Во втором томе этой серии, озаглавленном «Звездно-спекулятивный труп», я предложил «неправильное прочтение» философских произведений как если бы они были сочинениями в жанре ужасов. Мы рассмотрели то, каким образом каждая философия заключает в себе мысль или целый ряд мыслей, которые невозможно мыслить, не рискуя лишиться целостности всей философской конструкции. В этом томе, озаглавленном «Щупальца длиннее ночи», я хочу предложить нечто схожее. Разница только в том, что в данном случае мы «неправильно прочитаем» сочинения в жанре ужасов — как если бы они были философскими произведениями. Что если мы прочтем По или Лавкрафта как философов, а не как авторов коротких рассказов? Что если мы прочтем произведения По и Лавкрафта как нон-фикшн? Это означает, что весь типичный набор писателя или литературного критика — сюжет, персонажи, место действия, жанр и т. д. — для нас не так значим, как вложенные в рассказ идеи, и что главная мысль, пронизывающая практически любое произведение литературы сверхъестественного ужаса, — это сам предел мышления, люди-персонажи, столкнувшиеся с пределами человеческого. Короче говоря, мы будем рассматривать жанр ужасов, как выстроенный вокруг идей, а не сюжета (подтверждением именно этой позиции и служит творчество Лавкрафта и писателей его круга). Более того, я даже намерен утверждать, что сама уникальность жанра ужасов — и в особенности сверхъестественного ужаса — заключается в том, что он безразличен к обстоятельствам человеческой трагедии. Остается лишь фрагментарное и порой лирическое свидетельство человека, силящегося противостоять нехватке «достаточного основания» в безграничном космосе. И даже этого недостаточно.

О сверхъестественном ужасе (личная история)

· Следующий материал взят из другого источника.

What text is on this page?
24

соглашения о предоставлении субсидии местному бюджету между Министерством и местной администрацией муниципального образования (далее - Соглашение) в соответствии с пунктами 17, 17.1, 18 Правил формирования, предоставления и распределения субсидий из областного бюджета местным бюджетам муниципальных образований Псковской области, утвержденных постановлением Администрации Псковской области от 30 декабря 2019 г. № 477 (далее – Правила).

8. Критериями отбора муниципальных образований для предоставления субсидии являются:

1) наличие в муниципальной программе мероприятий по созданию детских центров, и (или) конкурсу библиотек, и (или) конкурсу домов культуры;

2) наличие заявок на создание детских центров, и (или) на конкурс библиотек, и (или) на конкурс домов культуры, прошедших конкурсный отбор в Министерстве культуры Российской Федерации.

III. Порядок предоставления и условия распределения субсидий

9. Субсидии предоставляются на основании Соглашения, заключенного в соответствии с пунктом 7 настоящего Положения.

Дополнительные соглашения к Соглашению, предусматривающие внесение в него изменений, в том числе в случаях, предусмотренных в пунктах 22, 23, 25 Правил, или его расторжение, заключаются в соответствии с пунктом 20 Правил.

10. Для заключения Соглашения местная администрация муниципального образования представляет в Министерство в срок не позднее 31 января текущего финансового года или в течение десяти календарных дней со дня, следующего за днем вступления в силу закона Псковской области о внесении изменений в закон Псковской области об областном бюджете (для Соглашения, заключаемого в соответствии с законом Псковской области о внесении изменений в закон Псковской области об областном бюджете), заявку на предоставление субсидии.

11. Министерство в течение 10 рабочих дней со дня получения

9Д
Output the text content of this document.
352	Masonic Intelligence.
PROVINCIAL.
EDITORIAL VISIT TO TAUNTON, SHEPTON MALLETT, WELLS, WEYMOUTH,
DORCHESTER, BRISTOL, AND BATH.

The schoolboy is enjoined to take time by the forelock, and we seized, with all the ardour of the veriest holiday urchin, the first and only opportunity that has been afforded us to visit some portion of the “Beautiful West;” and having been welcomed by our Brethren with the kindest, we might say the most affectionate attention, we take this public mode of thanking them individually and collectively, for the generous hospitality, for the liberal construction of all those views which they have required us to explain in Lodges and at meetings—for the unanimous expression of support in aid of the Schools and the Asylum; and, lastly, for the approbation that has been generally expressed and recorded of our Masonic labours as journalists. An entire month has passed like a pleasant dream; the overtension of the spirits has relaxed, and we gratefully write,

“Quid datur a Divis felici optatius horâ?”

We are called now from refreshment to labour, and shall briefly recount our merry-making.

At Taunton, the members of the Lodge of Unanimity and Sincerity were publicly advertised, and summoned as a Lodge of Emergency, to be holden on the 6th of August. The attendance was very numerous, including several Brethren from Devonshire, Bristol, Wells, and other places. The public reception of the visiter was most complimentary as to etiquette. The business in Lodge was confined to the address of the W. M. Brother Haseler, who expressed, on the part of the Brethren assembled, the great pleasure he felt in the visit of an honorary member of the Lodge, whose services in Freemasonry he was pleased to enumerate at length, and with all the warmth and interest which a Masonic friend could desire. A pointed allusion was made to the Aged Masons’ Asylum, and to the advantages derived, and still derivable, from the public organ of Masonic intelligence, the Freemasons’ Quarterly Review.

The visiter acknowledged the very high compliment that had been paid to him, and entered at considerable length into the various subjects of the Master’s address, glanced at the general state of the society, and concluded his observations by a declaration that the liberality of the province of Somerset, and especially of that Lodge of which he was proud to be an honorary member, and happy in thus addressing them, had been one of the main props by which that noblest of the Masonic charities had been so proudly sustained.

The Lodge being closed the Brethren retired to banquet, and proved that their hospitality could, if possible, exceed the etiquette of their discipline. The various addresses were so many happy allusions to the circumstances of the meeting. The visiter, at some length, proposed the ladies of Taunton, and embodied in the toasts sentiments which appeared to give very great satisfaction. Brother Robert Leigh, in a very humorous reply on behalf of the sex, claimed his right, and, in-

Допустим, я принимаю этот способ прочтения, но это не означает, что я в восторге от того, что читаю. В конце концов, о вкусах не спорят. В то же время было бы неправильно говорить, что мой интерес к прочтению произведений в жанре ужасов как философских сочинений происходит из чисто академических и научных устремлений. Для этого есть и личные мотивы. Я бы не сказал, что являюсь таким уж фанатом жанра ужасов. Хотя, конечно, у меня есть собственные предпочтения. Мне никогда не надоест смотреть «Суспирию» (Suspiria, 1977) Дарио Ардженто или «Квайдан» (**, 1964) Масаки Кобаяси. И неважно, в который раз я разбираю со студентами «Ивы» Элджернона Блэквуда, я каждый раз загипнотизирован лирическим и слегка ошеломляющим описанием приглушенного движения кажущихся живыми ив, когда они незаметно приближаются к рассказчику. Делает ли меня выбор этих произведений — а не «Настоящей крови» (True Blood, 2008-2014), «Ходячих мертвецов» (The Walking Dead, 2010-...) или «Пилы 3D» (Saw 3D, 2010) — фанатом ужасов или нет? А если я назову «Сквозь тусклое стекло» (Sasom i en spegel, 1961) Ингмара Бергмана фильмом ужасов? А если я скажу, что «Цветы зла» Бодлера столь же важны для этого жанра, как и «Франкенштейн» Мэри Шелли или «Дракула» Брэма Стокера?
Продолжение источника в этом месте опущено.